Чувство моё было немного двойственным. С одной стороны, радость за Мокея, которого я, кажется, могу назвать своим другом. Тем более что невеста под стать ему, и не только внешне. С другой – некая ревность, сам вроде бы виды имел. Летом… когда свою судьбу пойму… вроде бы определюсь… Эх, любезный, живёшь ты многоточиями. Так и всю жизнь проживёшь… А вдруг возвращения не будет, тогда что? Здесь устраиваться придётся. И явно уже не в Мологе. Хотя бы потому что рядом будут жить Анна с Мокеем. Надеюсь, вполне счастливо. А я всего-навсего Михаил, для своих Мишка. Правда, поначалу, знаю, меня хотели Жекой назвать, Евгением. Хотя на дуэль Мокей меня точно бы не вызвал, имя не дуэльное.
И решительный-то ты, любезный, только по мелочи. Вон как в Питере дела вёл, самому понравилось. Или сегодня – решился выступить, так насчёт передумать мысли уже не было.
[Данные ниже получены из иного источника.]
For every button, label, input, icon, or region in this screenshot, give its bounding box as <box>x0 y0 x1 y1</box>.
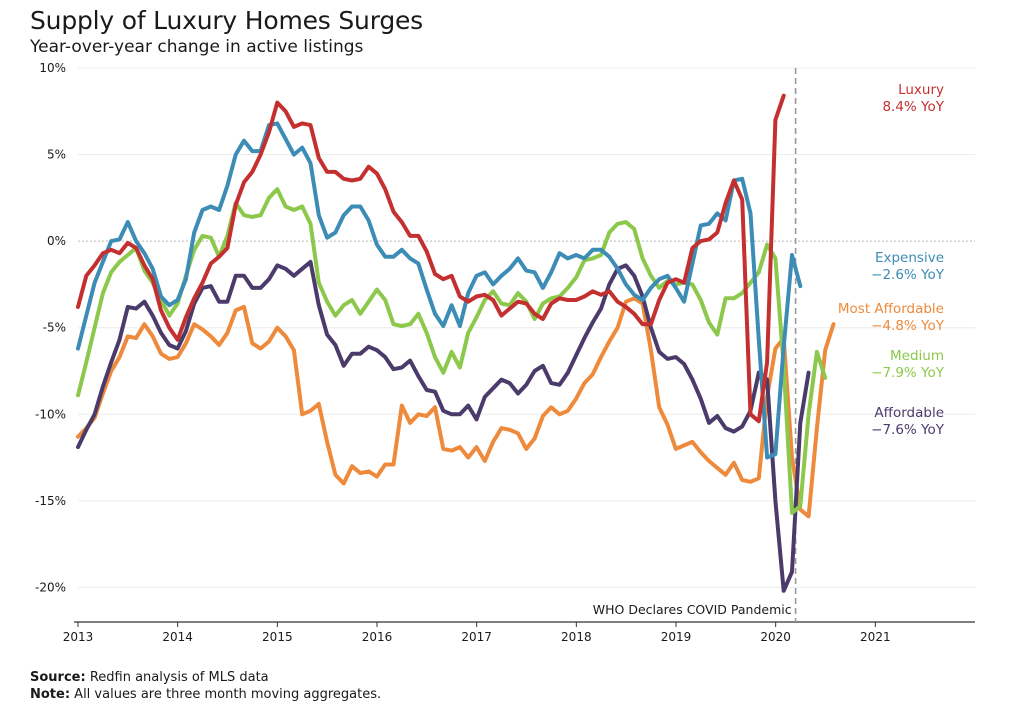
source-text: Redfin analysis of MLS data <box>85 670 269 685</box>
y-tick-label: 0% <box>47 234 66 248</box>
x-tick-label: 2013 <box>63 630 94 644</box>
x-tick-label: 2015 <box>262 630 293 644</box>
grid-lines <box>78 67 975 588</box>
y-tick-label: -20% <box>35 580 66 594</box>
x-tick-label: 2021 <box>860 630 891 644</box>
series-line-affordable <box>76 259 811 593</box>
note-line: Note: All values are three month moving … <box>30 686 381 703</box>
series-end-labels: Most Affordable−4.8% YoY Affordable−7.6% … <box>838 82 945 438</box>
y-tick-label: 5% <box>47 148 66 162</box>
x-tick-label: 2017 <box>461 630 492 644</box>
y-tick-label: -5% <box>43 321 66 335</box>
covid-annotation: WHO Declares COVID Pandemic <box>593 68 797 622</box>
end-label-expensive: −2.6% YoY <box>871 267 945 283</box>
end-label-affordable: −7.6% YoY <box>871 422 945 438</box>
x-tick-label: 2016 <box>362 630 393 644</box>
covid-annotation-text: WHO Declares COVID Pandemic <box>593 602 792 617</box>
end-label-medium: Medium <box>890 348 944 364</box>
chart-subtitle: Year-over-year change in active listings <box>30 37 364 57</box>
end-label-affordable: Affordable <box>874 405 944 421</box>
note-label: Note: <box>30 687 71 702</box>
y-tick-label: -10% <box>35 407 66 421</box>
series-line-luxury <box>76 93 786 424</box>
series-line-expensive <box>76 121 803 460</box>
end-label-medium: −7.9% YoY <box>871 365 945 381</box>
x-tick-label: 2018 <box>561 630 592 644</box>
note-text: All values are three month moving aggreg… <box>70 687 382 702</box>
y-axis-ticks: 10% 5% 0% -5% -10% -15% -20% <box>35 61 66 594</box>
end-label-most-affordable: Most Affordable <box>838 301 944 317</box>
end-label-luxury: 8.4% YoY <box>882 99 944 115</box>
x-tick-label: 2019 <box>661 630 692 644</box>
footer: Source: Redfin analysis of MLS data Note… <box>30 669 381 703</box>
series-lines <box>76 93 836 593</box>
source-label: Source: <box>30 670 86 685</box>
x-tick-label: 2020 <box>760 630 791 644</box>
chart-title: Supply of Luxury Homes Surges <box>30 6 424 35</box>
y-tick-label: 10% <box>39 61 66 75</box>
end-label-expensive: Expensive <box>875 250 944 266</box>
y-tick-label: -15% <box>35 494 66 508</box>
x-tick-label: 2014 <box>162 630 193 644</box>
end-label-most-affordable: −4.8% YoY <box>871 318 945 334</box>
end-label-luxury: Luxury <box>898 82 944 98</box>
x-axis: 2013 2014 2015 2016 2017 2018 2019 2020 2021 <box>63 621 975 644</box>
source-line: Source: Redfin analysis of MLS data <box>30 669 381 686</box>
series-line-most-affordable <box>76 296 836 519</box>
series-line-medium <box>76 187 828 515</box>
А может, и здесь нужно было так же – головой да в омут. Понравилась Анна – сватайся. Согласятся – оставайся здесь и живи. Самому же здесь нравится. А под что мозги заточены – так переточи. Сообразишь как. О прошлом забудь, ноут в печку брось, чтоб через сто лет случайно кто не нашёл и не стал всю историю техники переписывать. Уезжай куда-нибудь в глухую провинцию к морю, чтобы без столичных амбиций. Страна большая, документы какие-никакие есть. Мимо здешнего счастья прошёл сам по дурости, впредь умнее будешь.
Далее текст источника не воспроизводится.